RNA viruses carry RNA and do not integrate that RNA into a host’s DNA. Instead, the RNA is directed to the host ribosomes in cells, with the ribosomes replicating the virus. These viruses do not interact with host DNA.

Once inside the body, the cell reads the vaccine mRNA and begins to make harmless spike proteins of its own. From there, the body recognizes them as a foreign threat and launches an immune response, teaching itself to respond to spike proteins. Should the actual coronavirus come knocking, your cells now know what to do.

The main drawback to mRNA vaccines? The mRNA breaks down very easily. It needs to be delivered inside a protective fatty barrier and kept cold.

mRNA vaccines are a groundbreaking way to elicit an immune response and their real impact is just beginning.
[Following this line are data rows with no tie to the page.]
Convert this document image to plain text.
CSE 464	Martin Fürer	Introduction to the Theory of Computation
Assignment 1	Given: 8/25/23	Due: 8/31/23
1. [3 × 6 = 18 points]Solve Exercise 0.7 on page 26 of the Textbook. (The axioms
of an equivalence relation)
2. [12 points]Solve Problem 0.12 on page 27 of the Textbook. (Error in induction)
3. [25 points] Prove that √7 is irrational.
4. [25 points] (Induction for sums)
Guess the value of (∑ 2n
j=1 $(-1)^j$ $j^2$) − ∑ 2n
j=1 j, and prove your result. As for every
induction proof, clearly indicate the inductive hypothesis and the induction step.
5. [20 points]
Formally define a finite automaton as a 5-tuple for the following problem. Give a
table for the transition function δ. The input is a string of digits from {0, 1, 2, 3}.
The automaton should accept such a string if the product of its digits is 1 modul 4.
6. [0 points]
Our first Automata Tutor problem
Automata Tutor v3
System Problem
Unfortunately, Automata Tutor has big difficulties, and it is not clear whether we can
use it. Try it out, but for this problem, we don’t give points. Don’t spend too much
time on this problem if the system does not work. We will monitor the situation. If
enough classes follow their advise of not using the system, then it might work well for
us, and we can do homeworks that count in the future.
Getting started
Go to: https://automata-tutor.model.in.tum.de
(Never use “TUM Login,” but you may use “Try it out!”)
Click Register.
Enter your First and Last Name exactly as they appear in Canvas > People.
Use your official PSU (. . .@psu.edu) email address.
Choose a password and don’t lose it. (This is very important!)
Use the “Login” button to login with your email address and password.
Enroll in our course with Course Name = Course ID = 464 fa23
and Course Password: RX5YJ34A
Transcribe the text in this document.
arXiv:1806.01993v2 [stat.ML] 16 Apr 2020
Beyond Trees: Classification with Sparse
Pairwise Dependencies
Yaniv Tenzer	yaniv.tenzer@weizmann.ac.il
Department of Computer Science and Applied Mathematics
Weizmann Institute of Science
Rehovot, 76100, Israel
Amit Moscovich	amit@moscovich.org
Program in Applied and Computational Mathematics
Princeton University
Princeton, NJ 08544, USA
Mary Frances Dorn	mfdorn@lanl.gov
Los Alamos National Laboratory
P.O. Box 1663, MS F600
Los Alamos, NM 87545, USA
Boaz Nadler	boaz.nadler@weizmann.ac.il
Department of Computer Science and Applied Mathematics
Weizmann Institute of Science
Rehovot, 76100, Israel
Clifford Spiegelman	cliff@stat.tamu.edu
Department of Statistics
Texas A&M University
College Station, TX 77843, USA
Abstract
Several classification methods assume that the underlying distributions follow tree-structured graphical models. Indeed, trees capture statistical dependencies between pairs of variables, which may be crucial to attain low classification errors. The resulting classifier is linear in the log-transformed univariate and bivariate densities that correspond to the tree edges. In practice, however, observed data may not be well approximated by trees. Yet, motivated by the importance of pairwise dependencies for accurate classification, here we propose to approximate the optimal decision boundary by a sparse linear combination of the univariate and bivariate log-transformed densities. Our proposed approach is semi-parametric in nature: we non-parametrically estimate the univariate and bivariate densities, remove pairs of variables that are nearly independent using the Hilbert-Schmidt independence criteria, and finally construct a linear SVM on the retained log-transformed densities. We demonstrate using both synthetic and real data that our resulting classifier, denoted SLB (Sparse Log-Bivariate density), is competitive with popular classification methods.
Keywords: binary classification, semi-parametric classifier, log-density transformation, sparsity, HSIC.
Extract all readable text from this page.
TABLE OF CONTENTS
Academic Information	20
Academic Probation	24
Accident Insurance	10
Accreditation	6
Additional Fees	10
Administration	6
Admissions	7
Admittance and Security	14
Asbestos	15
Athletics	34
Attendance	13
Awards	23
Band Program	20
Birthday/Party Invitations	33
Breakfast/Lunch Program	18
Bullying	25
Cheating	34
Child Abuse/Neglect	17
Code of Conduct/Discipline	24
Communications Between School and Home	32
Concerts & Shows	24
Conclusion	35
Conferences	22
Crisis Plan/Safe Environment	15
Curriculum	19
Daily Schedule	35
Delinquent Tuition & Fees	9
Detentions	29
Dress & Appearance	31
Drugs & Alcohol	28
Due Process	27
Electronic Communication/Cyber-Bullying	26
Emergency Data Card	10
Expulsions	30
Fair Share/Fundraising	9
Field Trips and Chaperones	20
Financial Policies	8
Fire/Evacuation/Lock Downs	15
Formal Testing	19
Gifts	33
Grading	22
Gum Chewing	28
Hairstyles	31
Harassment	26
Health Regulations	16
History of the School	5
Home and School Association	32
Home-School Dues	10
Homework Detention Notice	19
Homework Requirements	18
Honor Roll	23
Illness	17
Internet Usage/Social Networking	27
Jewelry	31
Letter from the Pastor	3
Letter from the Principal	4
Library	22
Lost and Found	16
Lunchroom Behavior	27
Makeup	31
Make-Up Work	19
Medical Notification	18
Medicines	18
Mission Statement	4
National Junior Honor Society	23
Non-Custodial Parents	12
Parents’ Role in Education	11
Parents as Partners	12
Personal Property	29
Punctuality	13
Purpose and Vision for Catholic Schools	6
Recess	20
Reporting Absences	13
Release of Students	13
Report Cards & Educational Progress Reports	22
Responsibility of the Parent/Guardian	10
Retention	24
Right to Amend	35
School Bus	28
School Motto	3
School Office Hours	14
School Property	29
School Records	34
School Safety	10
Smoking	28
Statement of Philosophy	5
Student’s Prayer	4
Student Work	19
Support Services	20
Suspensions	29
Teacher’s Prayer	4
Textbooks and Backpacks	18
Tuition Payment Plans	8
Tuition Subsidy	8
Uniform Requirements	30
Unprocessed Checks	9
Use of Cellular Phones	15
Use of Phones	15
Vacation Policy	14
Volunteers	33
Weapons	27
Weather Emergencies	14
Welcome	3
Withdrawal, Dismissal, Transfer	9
Their applications don’t stop at COVID-19; we might be able to figure out the recipe for a cancer or HIV vaccine.


1961-mRNA discovered.

1963-Interferon induction by mRNA discovered.

1965-First liposomes produced.

1969-First proteins produced from isolated mRNA in lab.

1971-Liposomes first used for drug delivery.

1974-Liposomes first used for vaccine delivery.

1978-First liposome-wrapped mRNA delivery to cells.

1984-mRNA synthesized in lab.

1989-First time synthetic mRNA in liposomes is delivered to human cells.

1992-mRNA tested as a treatment in rats.

1993-First mRNA vaccines tested for influenza in mice.

1995-mRNA tested as cancer vaccine in mice.

2005-Discovery that modified RNA evades immune detection.

2013-First clinical trial of mRNA vaccine for infectious disease (rabies).

2020-First mRNA-based COVID-19 vaccine approved for emergency use.